Did FBI pay the Carnegie Mellon to hack Tor?

Pierluigi Paganini November 12, 2015

The Director of the Tor Project Roger Dingledine has accused the FBI of commissioning to the Carnegie Mellon boffins a study on methods to de-anonymize Tor users.

The experts at the Tor Project have collected more information about the attack launched last year by Carnegie Mellon researchers on the popular anonymizing system.

The Director of the Tor Project Roger Dingledine has accused the FBI of commissioning to the Carnegie Mellon boffins a study on methods to de-anonymize Tor users. The FBI has paid at least $1 million track Tor users and to reveal their IP addresses as part of a large criminal investigation.

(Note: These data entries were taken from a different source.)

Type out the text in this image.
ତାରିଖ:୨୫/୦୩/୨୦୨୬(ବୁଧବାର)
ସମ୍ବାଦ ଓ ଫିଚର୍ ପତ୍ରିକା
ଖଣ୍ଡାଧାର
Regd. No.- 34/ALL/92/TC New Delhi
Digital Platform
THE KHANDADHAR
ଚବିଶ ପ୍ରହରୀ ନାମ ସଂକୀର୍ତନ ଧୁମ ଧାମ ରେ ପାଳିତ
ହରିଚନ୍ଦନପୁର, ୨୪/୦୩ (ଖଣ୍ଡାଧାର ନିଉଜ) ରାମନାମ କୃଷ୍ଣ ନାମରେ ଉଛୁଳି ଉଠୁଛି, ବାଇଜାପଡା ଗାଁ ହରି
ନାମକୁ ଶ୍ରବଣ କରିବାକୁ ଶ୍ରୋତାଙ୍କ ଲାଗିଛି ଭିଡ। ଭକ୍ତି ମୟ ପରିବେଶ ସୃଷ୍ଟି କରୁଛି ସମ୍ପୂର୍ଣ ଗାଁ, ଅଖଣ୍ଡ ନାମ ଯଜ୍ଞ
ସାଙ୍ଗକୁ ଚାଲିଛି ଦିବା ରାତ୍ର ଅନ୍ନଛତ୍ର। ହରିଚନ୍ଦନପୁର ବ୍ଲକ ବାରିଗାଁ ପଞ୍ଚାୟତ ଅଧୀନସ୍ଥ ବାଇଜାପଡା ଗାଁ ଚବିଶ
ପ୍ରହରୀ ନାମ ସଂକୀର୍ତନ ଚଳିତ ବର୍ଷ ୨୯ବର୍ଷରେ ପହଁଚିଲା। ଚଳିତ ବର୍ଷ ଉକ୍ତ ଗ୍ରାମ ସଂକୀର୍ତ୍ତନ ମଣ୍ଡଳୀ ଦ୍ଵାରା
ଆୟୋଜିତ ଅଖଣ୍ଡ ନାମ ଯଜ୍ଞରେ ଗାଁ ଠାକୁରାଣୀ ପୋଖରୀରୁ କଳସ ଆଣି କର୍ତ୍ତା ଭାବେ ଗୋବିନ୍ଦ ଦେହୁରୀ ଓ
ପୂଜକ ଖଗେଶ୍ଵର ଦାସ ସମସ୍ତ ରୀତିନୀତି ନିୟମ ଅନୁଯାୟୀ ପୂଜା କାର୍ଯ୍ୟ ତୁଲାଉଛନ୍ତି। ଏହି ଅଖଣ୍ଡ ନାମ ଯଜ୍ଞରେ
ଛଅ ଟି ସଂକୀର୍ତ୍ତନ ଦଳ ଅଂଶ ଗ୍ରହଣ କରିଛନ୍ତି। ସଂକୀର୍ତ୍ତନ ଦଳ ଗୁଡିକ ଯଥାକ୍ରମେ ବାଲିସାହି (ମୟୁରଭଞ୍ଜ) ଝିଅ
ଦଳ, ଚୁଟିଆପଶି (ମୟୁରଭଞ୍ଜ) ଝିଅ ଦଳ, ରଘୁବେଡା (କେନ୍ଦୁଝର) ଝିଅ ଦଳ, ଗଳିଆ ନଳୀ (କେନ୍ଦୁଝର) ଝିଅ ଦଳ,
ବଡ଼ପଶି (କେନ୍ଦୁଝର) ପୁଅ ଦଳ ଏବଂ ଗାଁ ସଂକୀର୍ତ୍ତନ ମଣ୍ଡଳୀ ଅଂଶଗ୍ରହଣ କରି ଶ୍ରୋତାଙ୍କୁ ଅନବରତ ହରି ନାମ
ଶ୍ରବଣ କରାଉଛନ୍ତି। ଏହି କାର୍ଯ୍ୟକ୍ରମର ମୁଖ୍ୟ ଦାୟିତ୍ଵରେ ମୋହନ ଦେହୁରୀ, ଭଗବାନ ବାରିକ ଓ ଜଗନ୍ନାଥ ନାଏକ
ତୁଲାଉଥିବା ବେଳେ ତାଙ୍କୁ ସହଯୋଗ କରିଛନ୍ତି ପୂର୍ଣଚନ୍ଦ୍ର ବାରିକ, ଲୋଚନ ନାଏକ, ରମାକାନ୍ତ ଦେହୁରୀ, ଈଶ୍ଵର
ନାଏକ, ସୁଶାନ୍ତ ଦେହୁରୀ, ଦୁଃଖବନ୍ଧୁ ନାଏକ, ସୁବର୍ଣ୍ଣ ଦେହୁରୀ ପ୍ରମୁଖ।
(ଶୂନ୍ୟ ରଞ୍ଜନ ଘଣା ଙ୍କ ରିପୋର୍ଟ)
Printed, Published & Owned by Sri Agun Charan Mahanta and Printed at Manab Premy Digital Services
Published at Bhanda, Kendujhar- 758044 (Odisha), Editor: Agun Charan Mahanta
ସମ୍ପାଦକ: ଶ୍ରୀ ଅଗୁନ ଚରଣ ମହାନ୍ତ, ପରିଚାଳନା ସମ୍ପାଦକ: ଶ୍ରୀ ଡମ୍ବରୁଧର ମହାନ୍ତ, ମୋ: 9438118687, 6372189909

“Apparently these researchers were paid by the FBI to attack hidden services users in a broad sweep, and then sift through their data to find people whom they could accuse of crimes. We publicized the attack last year, along with the steps we took to slow down or stop such an attack in the future:
https://blog.torproject.org/blog/tor-security-advisory-relay-early-traffic-confirmation-attack/

Here is the link to their (since withdrawn) submission to the Black Hat conference:
https://web.archive.org/web/20140705114447/http://blackhat.com/us-14/briefings.html#you-dont-have-to-be-the-nsa-to-break-tor-deanonymizing-users-on-a-budget
along with Ed Felten’s analysis at the time:
https://freedom-to-tinker.com/blog/felten/why-were-cert-researchers-attacking-tor/

We have been told that the payment to CMU was at least $1 million.” reads a blog post published by the Tor Project.

In 2014, researchers  from Carnegie Mellon University’s computer emergency response team (Cert), Alexander Volynkin and Michael McCord, announced that they were able to de-anonymise Tor users and planned to reveal their discovery during the next Black Hat Conference in August.

A few weeks later the organization of the BlackHat had been contacted by the university’s lawyers which informed it that the researchers will not participate in the event.

“Unfortunately, Mr Volynkin will not be able to speak at the conference since the materials that he would be speaking about have not yet [been] approved by Carnegie Mellon University/Software Engineering Institute for public release,” states the message posted on the official website of the event.

The experts at the Tor Project are accusing the FBI of an attack on a large scale, the researchers confirmed that the offensive launched by the experts at the Carnegie Mellow University was not narrowly tailored to target specific individuals charged of criminal activity.

The attack represented a clear violation of trust and basic guidelines for ethical research.

“We strongly support independent research on our software and network, but this attack crosses the crucial line between research and endangering innocent users.” continues the post.

Neither the FBI not Carnegie Mellon representatives commented the accusation, Ed Desautels, a spokesman for Carnegie Mellon’s Software Engineering Institute only told Wired that he was not aware of any research activity commissioned to his institute.

“I’d like to see the substantiation for their claim,” said Ed Desautels. “I’m not aware of any payment.”

The evidence of the collaborations between the FBI and the Carnegie Mellon University has emerged also in a stand trial in federal court in Seattle later this month. The court was discussing the case of Brian Farrell, an alleged Silk Road 2 lieutenant, the law enforcement discovered the IP addresses belong to the suspect. A new filing in Farrell’s case states that a “university-based research institute” supported the investigation and helped the feds to de-anonymize Farrell.

Tor Project court case

According to a Homeland Security search warrant, between January 2014 and July 2014 a “source of information” provided law enforcement “with particular IP addresses” that had accessed the vendor side of Silk Road 2.

In July, the researchers at the Tor Project discovered a sustained attack against the Tor Network based on the technique described by the team of Carnegie Mellon University researchers.

 

“We think it’s unlikely they could have gotten a valid warrant for CMU’s attack as conducted, since it was not narrowly tailored to target criminals or criminal activity, but instead appears to have indiscriminately targeted many users at once. Such action is a violation of our trust and basic guidelines for ethical research. We strongly support independent research on our software and network, but this attack crosses the crucial line between research and endangering innocent users. This attack also sets a troubling precedent: Civil liberties are under attack if law enforcement believes it can circumvent the rules of evidence by outsourcing police work to universities. If academia uses “research” as a stalking horse for privacy invasion, the entire enterprise of security research will fall into disrepute. Legitimate privacy researchers study many online systems, including social networks — If this kind of FBI attack by university proxy is accepted, no one will have meaningful 4th Amendment protections online and everyone is at risk.”continues the post.